If we ask GPT-4V and ask it to double-check, it can also correct the answer.

As for the problem of being unable to recognize long-range images, some netizens think that this may be because GPT-4V only reads images from left to right.

As for the question of "why it is sometimes as confused as human beings and misled by delusions, and does not look like an intelligent AI at all," many people say that this is not surprising and that it is a matter of training.

That is, the large model is trained according to human data, human feedback and human comments, which will naturally produce the same mistakes as human beings.

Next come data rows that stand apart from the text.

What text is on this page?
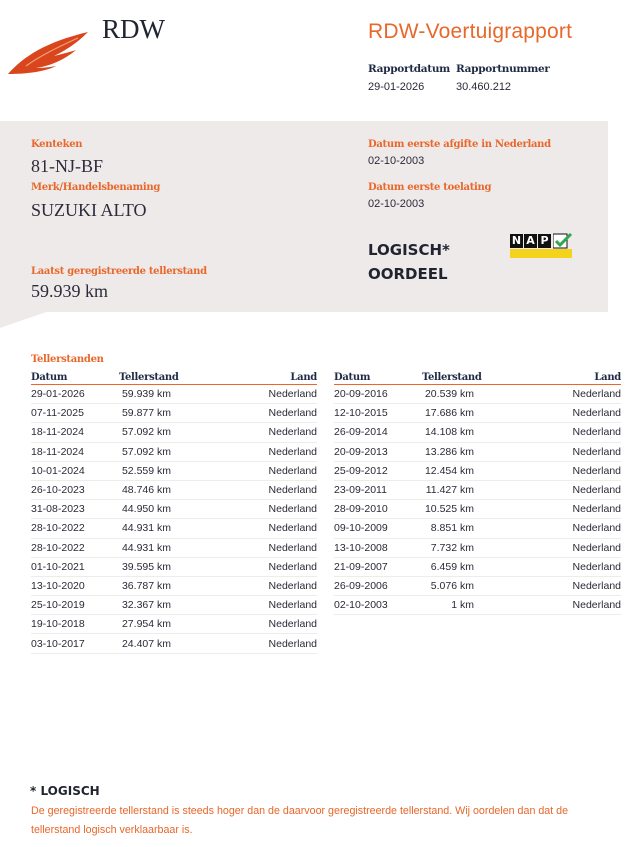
RDW	RDW-Voertuigrapport
Rapportdatum
29-01-2026
Rapportnummer
30.460.212
Kenteken
81-NJ-BF
Merk/Handelsbenaming
SUZUKI ALTO
Laatst geregistreerde tellerstand
59.939 km
Datum eerste afgifte in Nederland
02-10-2003
Datum eerste toelating
02-10-2003
LOGISCH*
OORDEEL
N A P
Tellerstanden
Datum	Tellerstand	Land
29-01-2026	59.939 km	Nederland
07-11-2025	59.877 km	Nederland
18-11-2024	57.092 km	Nederland
18-11-2024	57.092 km	Nederland
10-01-2024	52.559 km	Nederland
26-10-2023	48.746 km	Nederland
31-08-2023	44.950 km	Nederland
28-10-2022	44.931 km	Nederland
28-10-2022	44.931 km	Nederland
01-10-2021	39.595 km	Nederland
13-10-2020	36.787 km	Nederland
25-10-2019	32.367 km	Nederland
19-10-2018	27.954 km	Nederland
03-10-2017	24.407 km	Nederland
Datum	Tellerstand	Land
20-09-2016	20.539 km	Nederland
12-10-2015	17.686 km	Nederland
26-09-2014	14.108 km	Nederland
20-09-2013	13.286 km	Nederland
25-09-2012	12.454 km	Nederland
23-09-2011	11.427 km	Nederland
28-09-2010	10.525 km	Nederland
09-10-2009	8.851 km	Nederland
13-10-2008	7.732 km	Nederland
21-09-2007	6.459 km	Nederland
26-09-2006	5.076 km	Nederland
02-10-2003	1 km	Nederland
* LOGISCH
De geregistreerde tellerstand is steeds hoger dan de daarvoor geregistreerde tellerstand. Wij oordelen dan dat de tellerstand logisch verklaarbaar is.
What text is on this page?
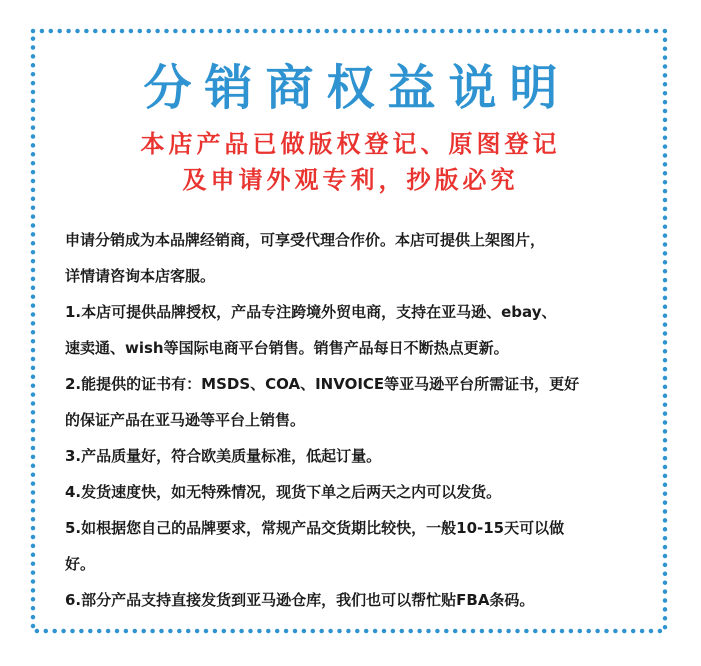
分销商权益说明
本店产品已做版权登记、原图登记
及申请外观专利，抄版必究

申请分销成为本品牌经销商，可享受代理合作价。本店可提供上架图片，

详情请咨询本店客服。

1.本店可提供品牌授权，产品专注跨境外贸电商，支持在亚马逊、ebay、

速卖通、wish等国际电商平台销售。销售产品每日不断热点更新。

2.能提供的证书有：MSDS、COA、INVOICE等亚马逊平台所需证书，更好

的保证产品在亚马逊等平台上销售。

3.产品质量好，符合欧美质量标准，低起订量。

4.发货速度快，如无特殊情况，现货下单之后两天之内可以发货。

5.如根据您自己的品牌要求，常规产品交货期比较快，一般10-15天可以做

好。

6.部分产品支持直接发货到亚马逊仓库，我们也可以帮忙贴FBA条码。
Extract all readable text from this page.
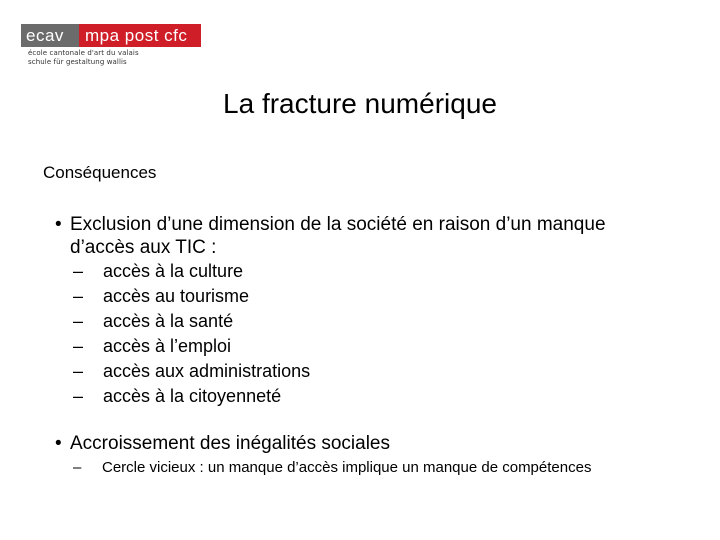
ecav	mpa post cfc
école cantonale d'art du valais
schule für gestaltung wallis
La fracture numérique
Conséquences
• Exclusion d’une dimension de la société en raison d’un manque d’accès aux TIC :
– accès à la culture
– accès au tourisme
– accès à la santé
– accès à l’emploi
– accès aux administrations
– accès à la citoyenneté
• Accroissement des inégalités sociales
–	Cercle vicieux : un manque d’accès implique un manque de compétences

As a result, there is also a joke:

It seems that we humans have created so many science fiction works that describe how cold and perfect AI is, but when we really have it now, we find it no more than that.

(manual dog head)

How do you think GPT-4V can recognize delusions better?

One More Thing is worth mentioning that we also tested some of these cases.

It is found that the performance of GPT-4V is different, and some questions are OK in "We are here".

For example, this one determines the color of the ball:

And this:

Although the picture is regarded as an old woman rather than a skeleton, it shows that it can be seen from a distance.

Reference link:

[1] https://twitter.com/fabianstelzer/status/1717131235644875024

[2] https://twitter.com/BeyondTodAI/status/1713279431681118557

[3] https://twitter.com/janbobrowicz/status/1717229335076393350

This article is from the official account of Wechat: quantum bit (ID:QbitAI), author: Fengcai

Welcome to subscribe "Shulou Technology Information " to get latest news, interesting things and hot topics in the IT industry, and controls the hottest and latest Internet news, technology news and IT industry trends.

*The comments in the above article only represent the author's personal views and do not represent the views and positions of this website. If you have more insights, please feel free to contribute and share.